Here's what a week might look like without changing your routine much. Breakfast: 豆腐乳 with congee two or three mornings. Lunch: any noodle soup with extra 酸菜 on the side. Dinner: miso soup from a Japanese set twice a week, or kimchi from a Korean meal. One night market visit for steamed stinky tofu. Yogurt as a snack or dessert a couple of times. That's easily eight to ten servings without buying a single supplement or visiting a specialty shop.

If you're new to fermented foods, start slower. One serving every other day for the first week or two. Your gut bacteria will adjust, and the adjustment sometimes involves temporary bloating and gas. This is a normal sign that new microbial communities are establishing themselves, not a sign that something is wrong. It usually settles within two to three weeks.

Two practical tips. First, diversity matters more than quantity. Miso, kimchi, 酸菜, yogurt, and 豆腐乳 each contribute different bacterial strains. Eating five servings of yogurt is less valuable than eating one serving each of five different fermented foods. Second, buy from the refrigerated section. Room temperature shelf-stable fermented products have typically been heat-treated, which kills live cultures. If you want living bacteria, cold chain is the signal.

Where to buy

Traditional markets (菜市場) for 豆腐乳 (better variety, fresher, often from small-batch producers), 酸菜 and pickled vegetables (sold from barrels, you can ask how long it's been fermenting), and specialty items like 客家福菜. Dongmen Market near MRT Dongmen Station and Binjiang Market (濱江市場) near Songshan Airport are good starting points.

Supermarkets (全聯, 家樂福) for naturally brewed soy sauce (wider brand selection), refrigerated kimchi, unsweetened yogurt, miso paste, and 豆腐乳 from brands like 江記.
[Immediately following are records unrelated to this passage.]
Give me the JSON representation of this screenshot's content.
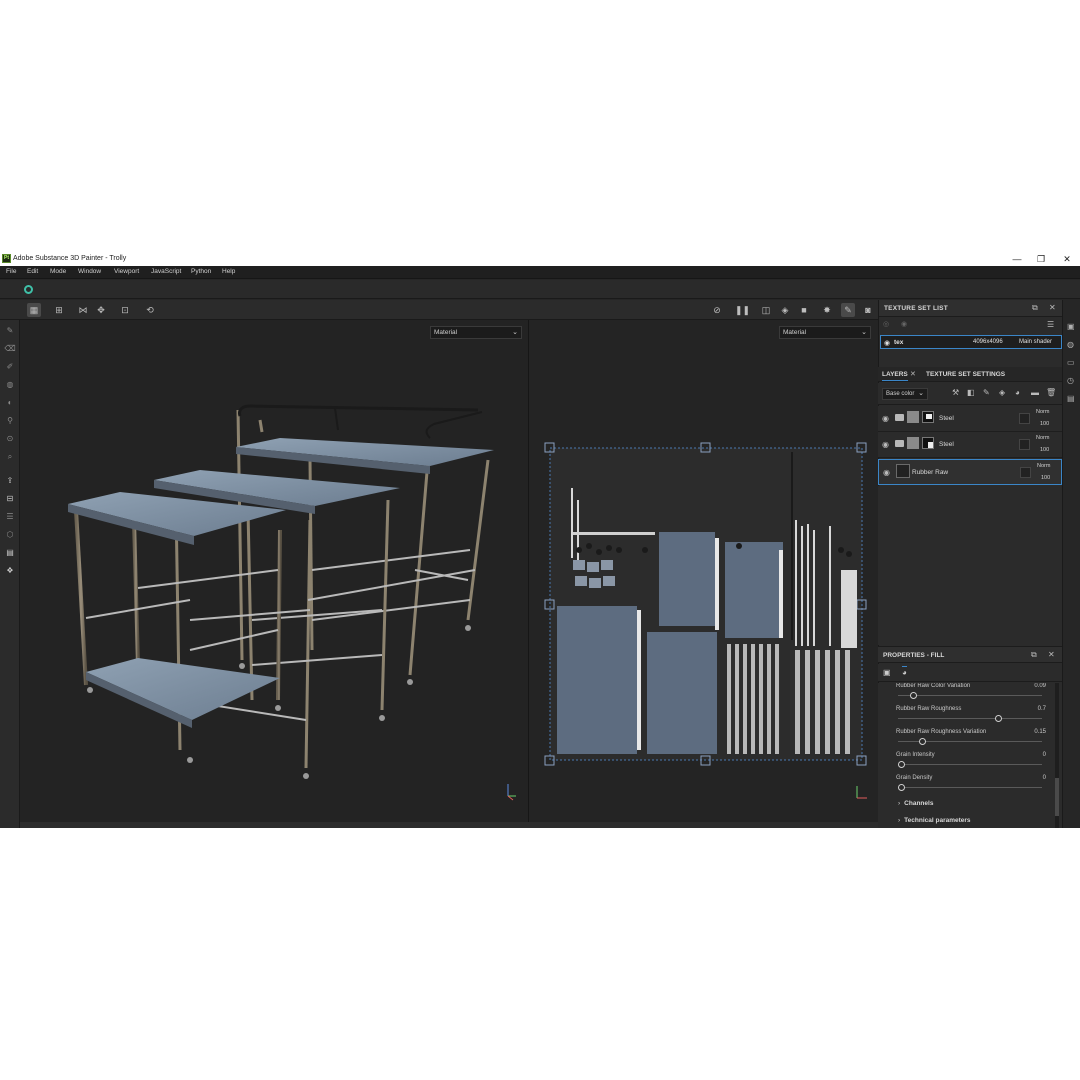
{
  "window": {
    "title": "Adobe Substance 3D Painter - Trolly",
    "logo_text": "Pt",
    "controls": [
      "—",
      "❐",
      "✕"
    ]
  },
  "menu": [
    "File",
    "Edit",
    "Mode",
    "Window",
    "Viewport",
    "JavaScript",
    "Python",
    "Help"
  ],
  "viewport_3d": {
    "display_mode": "Material",
    "icon": "3d-trolley-tables-model"
  },
  "viewport_2d": {
    "display_mode": "Material",
    "icon": "uv-texture-atlas"
  },
  "texture_set_list": {
    "title": "TEXTURE SET LIST",
    "rows": [
      {
        "name": "tex",
        "resolution": "4096x4096",
        "shader": "Main shader"
      }
    ]
  },
  "layers_panel": {
    "tabs": [
      "LAYERS",
      "TEXTURE SET SETTINGS"
    ],
    "channel": "Base color",
    "layers": [
      {
        "name": "Steel",
        "blend": "Norm",
        "opacity": "100"
      },
      {
        "name": "Steel",
        "blend": "Norm",
        "opacity": "100"
      },
      {
        "name": "Rubber Raw",
        "blend": "Norm",
        "opacity": "100"
      }
    ]
  },
  "properties": {
    "title": "PROPERTIES - FILL",
    "params": [
      {
        "label": "Rubber Raw Color Variation",
        "value": "0.09",
        "fraction": 0.09
      },
      {
        "label": "Rubber Raw Roughness",
        "value": "0.7",
        "fraction": 0.7
      },
      {
        "label": "Rubber Raw Roughness Variation",
        "value": "0.15",
        "fraction": 0.15
      },
      {
        "label": "Grain Intensity",
        "value": "0",
        "fraction": 0
      },
      {
        "label": "Grain Density",
        "value": "0",
        "fraction": 0
      }
    ],
    "groups": [
      "Channels",
      "Technical parameters"
    ]
  },
  "colors": {
    "accent": "#3b86c8",
    "sync": "#3fc0a8",
    "bg": "#262626"
  }
}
What to look for on labels. 冷藏 (refrigerated) is better than 常溫 (shelf-stable) for live cultures. 釀造 (naturally brewed) on soy sauce means real fermentation. Avoid added sugars and artificial sweeteners. On 豆腐乳, glass jars with listed fermentation dates generally indicate longer, more traditional processing than plastic containers.

Frequently Asked

Is store-bought kimchi as good as homemade?
If it's refrigerated and unpasteurized, close enough. The shelf-stable jars on room-temperature shelves have been heat-treated. Look for the fridge section, and check that the label doesn't say 已殺菌 (pasteurized).
Do I still need a probiotic supplement?
For most healthy people eating diverse fermented foods regularly, no. Supplements make sense after antibiotics, or for specific diagnosed conditions. For daily maintenance, food wins. More diverse, cheaper, better absorbed.
How long before I feel a difference?
Three to four weeks for most people. Sleep quality usually improves first. Then mood steadiness. Then digestive comfort. The changes are gradual, not dramatic.
Can I eat too much fermented food?
Starting too fast can cause bloating. Begin with three to four servings per week and increase gradually over a month. Most people handle seven or more per week without issues once their microbiome adapts.
What about kombucha?
Most bottled kombucha in Taiwan's convenience stores is pasteurized, meaning the bacteria are dead. Fresh kombucha from specialty fermentation shops (NT$80 to 150 per bottle) is genuinely live, but gram-for-gram, miso soup is cheaper and just as effective. Drink kombucha because you like it, not because you think it's superior.
I have IBS. Is this safe?
Fermented foods help many people with IBS but can trigger flares in others, particularly high-gas producers like kimchi. Start very slowly with lower-FODMAP options like miso, track your symptoms, and consult your gastroenterologist if things worsen rather than improve.